Thursday, March 3, 2016

Purcellville's May 2016 Election

All Politics is local and local elections matter.

Our country is focused on the 2016 presidential candidates and voters may not realize the high stakes in the thousands of local elections taking place across the country. Many Purcellville voters are still unaware that we have an election on May 3. This year
, citizens of Purcellville will vote for Mayor, three town council members, and one interim town council member to fill the seat left vacant by Mr. Ben Packard.  

Local governments decide on a broad range of issues that affect your daily lives. Purcellville elected officials make decisions about transportation, business development, zoning, law enforcement, and taxes. Working together, people can demand better lighting on their streets, increased police patrols, or better roads. Voters who succeed in affecting local government policy and electing their preferred candidates often feel more empowered in the direction of their community. 

Voters have an opportunity to send a message that they have a right to chose our elected officials, but we need choices to make that happen.  And this year, we have plenty.  



Ryan Cool and Kelli Grim are qualified candidates as of March 3, 2016. 



Of course, this wasn't always the case.  In the 2004 Election, there were only four candidates on the ballot for Town Council. When fewer candidates run, voters don't necessarily have choices that reflect their preference. They lose out on having an opinion on election day, which is the entire point of voting in the first place. For many years, town leadership was successful in thwarting any real competition for council seats and discouraging the participation of citizens who wanted change.  
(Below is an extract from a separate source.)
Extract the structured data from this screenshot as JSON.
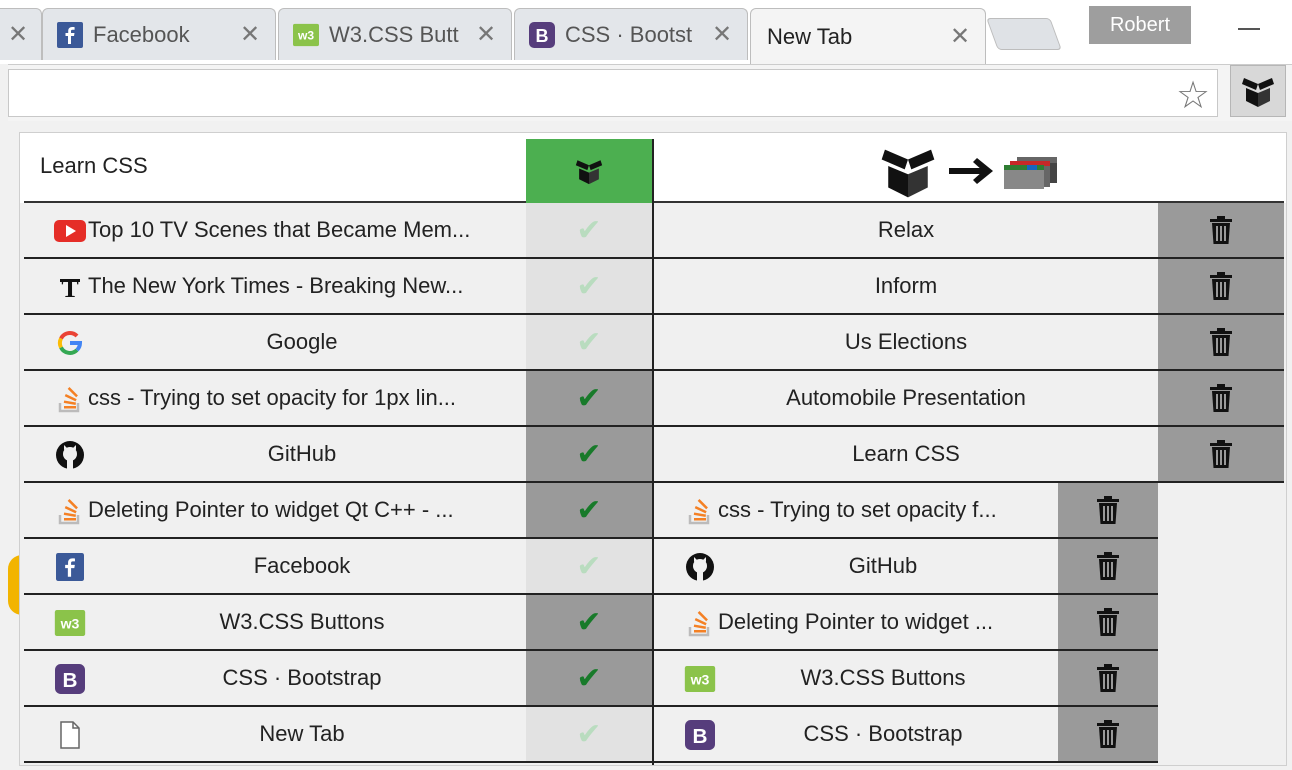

The result of non-competitive races is voter apathy.  When few residents make the initiative to vote or become informed about the candidates, civic engagement falls and leads to even fewer candidates interested in running for office since the odds are further against them. For many years, few candidates showed up to provide real competition.  Only competition solves this issue.  
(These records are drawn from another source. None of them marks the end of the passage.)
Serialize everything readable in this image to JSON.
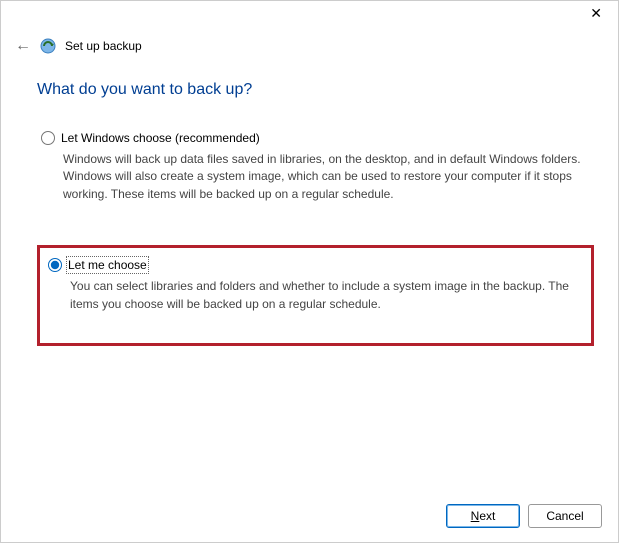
{
  "window": {
    "title": "Set up backup"
  },
  "heading": "What do you want to back up?",
  "options": {
    "recommended": {
      "label": "Let Windows choose (recommended)",
      "description": "Windows will back up data files saved in libraries, on the desktop, and in default Windows folders. Windows will also create a system image, which can be used to restore your computer if it stops working. These items will be backed up on a regular schedule.",
      "selected": false
    },
    "custom": {
      "label": "Let me choose",
      "description": "You can select libraries and folders and whether to include a system image in the backup. The items you choose will be backed up on a regular schedule.",
      "selected": true
    }
  },
  "buttons": {
    "next_prefix": "N",
    "next_rest": "ext",
    "cancel": "Cancel"
  }
}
In 2008, there was a 4% increase in voter turnout from the 2006 election, and six candidates were running for the three town council seats. The main draw was the town's lawsuit against Loudoun County involving Woodgrove.  

In 2012, 867 Purcellville voters cast a ballot (17.58% of eligible voters) and in 2014, 1,381 voters voted, comprising 27.21% of the eligible voting population. In sharp contrast, in 2000 only 923 people voted but with the smaller population it was 47% of the town.  

In the past twenty-five years, the rate of voting participation has dropped significantly. This lack of voting has exacerbated the lack of civic engagement which further leads to less candidate interest.  It also brings us to leadership that is not accountable or representative.  

When a candidate is uncontested, it is like you showing up to a job interview and because you were the only applicant you got the job by default.  Hardly a hearty endorsement.



Without a challenger, Purcellville residents in 2012 likely didn't get a full overview of what these individuals believed was important to their community, what their views were for Purcellville's future, and how they intended to guide the town.  An election is only a selective process if it is also an interview for those seeking public service.  

The result of low voter turnout is an unrepresentative government. The timing of our elections in May is the result of thinking decades ago to get the national election politics out of local elections but the true result is a narrower segment of population voting and the election of a select few.  

The people who are voted into office under these low voter circumstances and uncontested races are not only in the minority, they form an unrepresentative minority. In these low turnout elections, the local leadership is incentivized to cater to the interests of a small portion of the general public. 

Many policy decisions in Purcellville over the past decade have been for the benefit of a few at the cost of the many. For many years, Purcellville had only one local newspaper reporting their particular viewpoint. Naturally, many argue about what each newspaper prints and the slant they each take. But like the increase in voting helps elect better candidates, the increase in reporting provides information.  

The rise of the internet has led to people having more access to information at their fingertips than ever before.  It gets harder and harder for politicians to hide from their record.  

In 2016, with seven candidates vying for three council seats, and three candidates seeking the one interim council seat, our electorate has more choices.  Go vote. 


“Elections belong to the people. It's their decision. If they decide to turn their back on the fire and burn their behinds, then they will just have to sit on their blisters.”